Tiger Image on Medicinal Plasters Serve as a Cue for Traditional Medicine
Zhao Liu1,2 and Zhigang Jiang1,2,3*
1Key Laboratory of Animal Ecology and Conservation Biology, Institute of Zoology, Chinese Academy of Sciences, Beijing, China
2Graduate School of Chinese Academy of Sciences, Beijing, China
3Endangered Species Scientific Commission of People, Republic of China, Beijing, China
- *Corresponding Author:
- Zhigang Jiang
Institute of Zoology
Chinese Academy of Sciences
E-mail: [email protected]
Received date: November 13, 2014; Accepted date: December 16, 2014; Published date: January 05, 2015
Citation: Liu Z, Jiang Z (2015) Tiger Image on Medicinal Plasters Serve as a Cue for Traditional Medicine Consumers.
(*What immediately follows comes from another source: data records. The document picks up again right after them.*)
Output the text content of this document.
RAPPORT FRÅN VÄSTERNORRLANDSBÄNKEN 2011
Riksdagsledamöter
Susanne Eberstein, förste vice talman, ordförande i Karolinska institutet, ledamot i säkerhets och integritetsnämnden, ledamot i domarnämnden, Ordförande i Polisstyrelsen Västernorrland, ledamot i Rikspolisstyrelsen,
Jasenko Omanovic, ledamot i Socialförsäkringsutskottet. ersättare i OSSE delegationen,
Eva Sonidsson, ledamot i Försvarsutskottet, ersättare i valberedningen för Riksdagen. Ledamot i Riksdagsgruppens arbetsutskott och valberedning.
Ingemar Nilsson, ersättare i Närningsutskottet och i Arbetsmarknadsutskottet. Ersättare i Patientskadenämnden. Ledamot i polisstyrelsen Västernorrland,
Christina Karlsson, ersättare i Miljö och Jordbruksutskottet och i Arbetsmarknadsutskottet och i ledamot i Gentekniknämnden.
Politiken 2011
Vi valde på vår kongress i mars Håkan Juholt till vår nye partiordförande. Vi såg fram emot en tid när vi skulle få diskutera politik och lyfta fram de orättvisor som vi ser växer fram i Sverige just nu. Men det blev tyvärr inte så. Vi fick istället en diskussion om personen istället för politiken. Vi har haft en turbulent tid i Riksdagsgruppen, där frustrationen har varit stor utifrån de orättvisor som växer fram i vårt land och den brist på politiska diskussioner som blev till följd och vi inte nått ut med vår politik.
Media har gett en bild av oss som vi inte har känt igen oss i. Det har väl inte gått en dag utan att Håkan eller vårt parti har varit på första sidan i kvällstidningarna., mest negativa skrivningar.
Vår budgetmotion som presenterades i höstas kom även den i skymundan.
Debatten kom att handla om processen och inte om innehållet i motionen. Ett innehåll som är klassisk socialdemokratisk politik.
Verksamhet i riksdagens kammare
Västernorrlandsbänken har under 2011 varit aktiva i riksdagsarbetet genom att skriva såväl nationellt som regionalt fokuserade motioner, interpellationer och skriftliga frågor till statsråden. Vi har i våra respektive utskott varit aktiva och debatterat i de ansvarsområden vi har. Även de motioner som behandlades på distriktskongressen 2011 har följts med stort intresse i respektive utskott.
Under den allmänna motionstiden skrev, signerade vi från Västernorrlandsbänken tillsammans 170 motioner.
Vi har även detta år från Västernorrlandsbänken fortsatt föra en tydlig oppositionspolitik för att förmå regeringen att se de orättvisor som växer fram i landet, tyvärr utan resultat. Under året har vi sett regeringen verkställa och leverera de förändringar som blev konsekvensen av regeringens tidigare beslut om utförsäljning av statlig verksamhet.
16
J Biodivers Endanger
Species 3:142. doi:10.4172/2332-2543.1000142
Copyright: © 2015 Liu Z, et al. This is an open-access article distributed under the terms of the Creative Commons Attribution License, which permits unrestricted use, distribution, and reproduction in any medium, provided the original author and source are credited.
In the past, Musk and Tiger Bone Plaster (Tiger Bone Plaster for shorter) was one of most common nonprescription Traditional Chinese Medicine (TCM). Since 1993, China banned all trade in tiger bones and its derivatives in 1993. Musk deer were up-listed as Category I State Key Protected Wild Animal Species in China in 2002. The plaster manufactures changed the prescription of Tiger Bone Plaster and used synthetic musk and herb medicines and changed the name of Tiger Bone Plaster to “Musk and Bone Strengthening Plaster” but packages of some brands of the plasters still carry a tiger’s image on it. Thus, consumers still consider the plasters as “Tiger Bone Plaster” because of the tiger image on the package. To investigate the consumer perception and behaviors of “Musk and Bone Strengthening Plaster”, we surveyed 418 citizens in Beijing in 2014. We found that 43.78% of respondents alleged that they had used “Tiger Bone Plaster”. When we inquired, almost all of respondents confirmed that the plasters they had used were “Musk and Bone Strengthening Plaster”. Presumably, tiger’s image on the plaster package produces a conditional stimulus to the consumers. Consumers preferred buying the plasters packed with tiger’s image printed on the package. In fact, no people had really consumed Tiger Bone Plaster in this investigation. For the sake of protecting tigers, we argue the manufacturers to remove the tiger image from the “Musk and Bone Strengthening Plaster” according to the regulations of CITES.